1 Reply Latest reply on Sep 24, 2020 1:23 PM by Cara Jensen

    Seeking records of John Barker who worked on East River Bridge

    Douglas Robin Barker Newbie

      Does anyone know of available records of the immigration of English / European 'visitors' who arrived in New York City specifically to work on the East River Bridge / Brooklyn Bridge's essential underwater caissons; which created the tower foundations under the river? My great-grandfather John Barker (aka: Gentleman John; due to his "always wearing a velvet jacket") arrived at the central immigration site at the Battery, called:  Castle Garden, during c.1872. After his job / contract he was offered additional work and sailed back to England to his family which consisted of 8 children. I respectfully seek any kind assistance which can be afforded to me in this 'family tree' research project. Thank you very much indeed.

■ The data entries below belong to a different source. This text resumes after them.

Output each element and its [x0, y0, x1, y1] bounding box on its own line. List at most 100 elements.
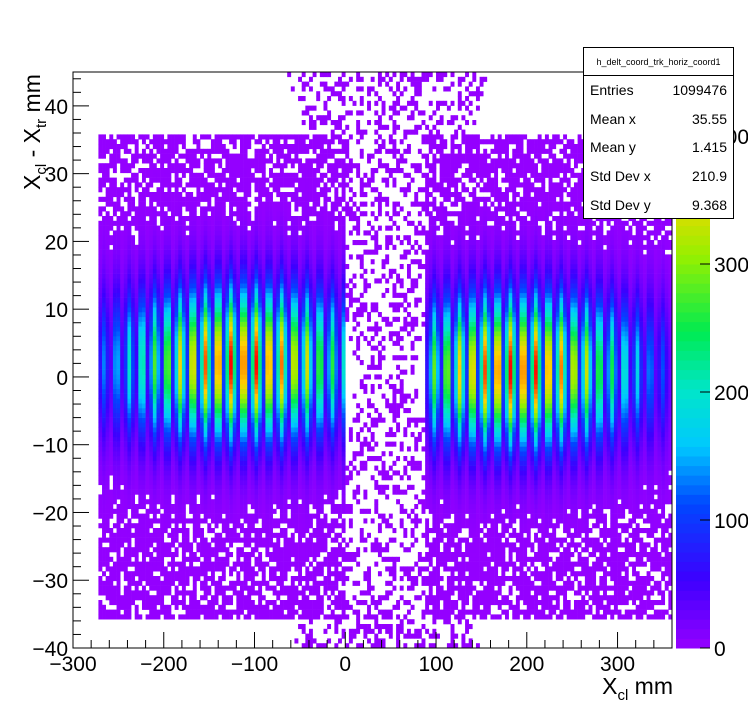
heatmap-cell	[272, 566, 277, 572]
heatmap-cell	[123, 465, 128, 471]
heatmap-cell	[272, 590, 277, 596]
heatmap-cell	[181, 475, 186, 481]
heatmap-cell	[272, 460, 277, 466]
heatmap-cell	[254, 374, 259, 380]
heatmap-cell	[214, 556, 219, 562]
heatmap-cell	[294, 470, 299, 476]
heatmap-cell	[145, 561, 150, 567]
heatmap-cell	[203, 240, 208, 246]
heatmap-cell	[152, 460, 157, 466]
heatmap-cell	[283, 456, 288, 462]
heatmap-cell	[156, 240, 161, 246]
heatmap-cell	[218, 139, 223, 145]
heatmap-cell	[116, 590, 121, 596]
heatmap-cell	[181, 288, 186, 294]
heatmap-cell	[98, 379, 103, 385]
heatmap-cell	[192, 566, 197, 572]
heatmap-cell	[145, 144, 150, 150]
heatmap-cell	[156, 460, 161, 466]
heatmap-cell	[123, 225, 128, 231]
heatmap-cell	[105, 595, 110, 601]
heatmap-cell	[160, 187, 165, 193]
heatmap-cell	[283, 460, 288, 466]
heatmap-cell	[218, 436, 223, 442]
heatmap-cell	[189, 374, 194, 380]
heatmap-cell	[171, 254, 175, 260]
heatmap-cell	[210, 388, 215, 394]
heatmap-cell	[149, 532, 154, 538]
heatmap-cell	[127, 283, 132, 289]
heatmap-cell	[105, 345, 110, 351]
heatmap-cell	[247, 451, 252, 457]
heatmap-cell	[174, 518, 179, 524]
heatmap-cell	[272, 360, 277, 366]
heatmap-cell	[134, 604, 139, 610]
heatmap-cell	[279, 417, 284, 423]
heatmap-cell	[207, 148, 212, 154]
heatmap-cell	[207, 561, 212, 567]
heatmap-cell	[134, 451, 139, 457]
heatmap-cell	[218, 432, 223, 438]
heatmap-cell	[232, 523, 237, 529]
heatmap-cell	[218, 504, 223, 510]
heatmap-cell	[229, 172, 234, 178]
heatmap-cell	[134, 336, 139, 342]
heatmap-cell	[149, 484, 154, 490]
heatmap-cell	[203, 235, 208, 241]
heatmap-cell	[232, 408, 237, 414]
heatmap-cell	[160, 168, 165, 174]
heatmap-cell	[221, 398, 226, 404]
heatmap-cell	[189, 192, 194, 198]
heatmap-cell	[261, 374, 266, 380]
heatmap-cell	[174, 532, 179, 538]
heatmap-cell	[98, 369, 103, 375]
heatmap-cell	[272, 480, 277, 486]
heatmap-cell	[279, 547, 284, 553]
heatmap-cell	[272, 523, 277, 529]
heatmap-cell	[178, 465, 183, 471]
heatmap-cell	[261, 307, 266, 313]
heatmap-cell	[200, 470, 204, 476]
heatmap-cell	[149, 350, 154, 356]
heatmap-cell	[102, 604, 106, 610]
heatmap-cell	[116, 235, 121, 241]
heatmap-cell	[127, 235, 132, 241]
heatmap-cell	[145, 547, 150, 553]
heatmap-cell	[229, 211, 234, 217]
heatmap-cell	[131, 456, 136, 462]
heatmap-cell	[171, 446, 175, 452]
heatmap-cell	[200, 374, 204, 380]
heatmap-cell	[250, 326, 255, 332]
heatmap-cell	[265, 403, 270, 409]
heatmap-cell	[160, 268, 165, 274]
heatmap-cell	[210, 139, 215, 145]
heatmap-cell	[250, 609, 255, 615]
heatmap-cell	[123, 528, 128, 534]
heatmap-cell	[276, 427, 281, 433]
heatmap-cell	[283, 451, 288, 457]
heatmap-cell	[171, 566, 175, 572]
heatmap-cell	[247, 556, 252, 562]
heatmap-cell	[127, 340, 132, 346]
heatmap-cell	[163, 422, 168, 428]
heatmap-cell	[225, 302, 230, 308]
heatmap-cell	[181, 494, 186, 500]
heatmap-cell	[203, 292, 208, 298]
heatmap-cell	[254, 436, 259, 442]
heatmap-cell	[141, 355, 146, 361]
heatmap-cell	[210, 273, 215, 279]
heatmap-cell	[200, 571, 204, 577]
heatmap-cell	[283, 172, 288, 178]
heatmap-cell	[294, 158, 299, 164]
heatmap-cell	[105, 168, 110, 174]
heatmap-cell	[185, 326, 190, 332]
heatmap-cell	[134, 580, 139, 586]
heatmap-cell	[254, 369, 259, 375]
heatmap-cell	[127, 504, 132, 510]
heatmap-cell	[149, 542, 154, 548]
heatmap-cell	[98, 331, 103, 337]
heatmap-cell	[116, 240, 121, 246]
heatmap-cell	[283, 470, 288, 476]
heatmap-cell	[210, 225, 215, 231]
heatmap-cell	[272, 542, 277, 548]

        • Re: Seeking records of John Barker who worked on East River Bridge
          Cara Jensen Scout

          Dear Mr. Barker,

           

          Thank you for posting your request on History Hub!

           

          We searched the National Archives Catalog and located the series Passenger Lists, 1820 - 1897 (M237) in the Records of the U.S. Customs Service (Record Group 36) that may contain immigration information for John Barker. For access to these records, please contact the National Archives at New York (RE-NY) via email at newyork.archives@nara.gov.

           

          Due to the COVID-19 pandemic and pursuant to guidance received from the Office of Management and Budget (OMB), NARA has adjusted its normal operations to balance the need of completing its mission-critical work while also adhering to the recommended social distancing for the safety of NARA staff. As a result of this re-prioritization of activities, you may experience a delay in receiving an initial acknowledgement as well as a substantive response to your reference request from RE-NY. We apologize for this inconvenience and appreciate your understanding and patience.

           

          M237 is available and searchable on Ancestry.com. There may be a fee for using Ancestry. M237 also is available using FamilySearch. Or, check for access at your local library as many library systems subscribe to these sites, making them free for their patrons.

           

          Lastly, we suggest that you review the NARA web pages on Immigration Records for more resources.

           

          We hope this is helpful. Best of luck with your family research!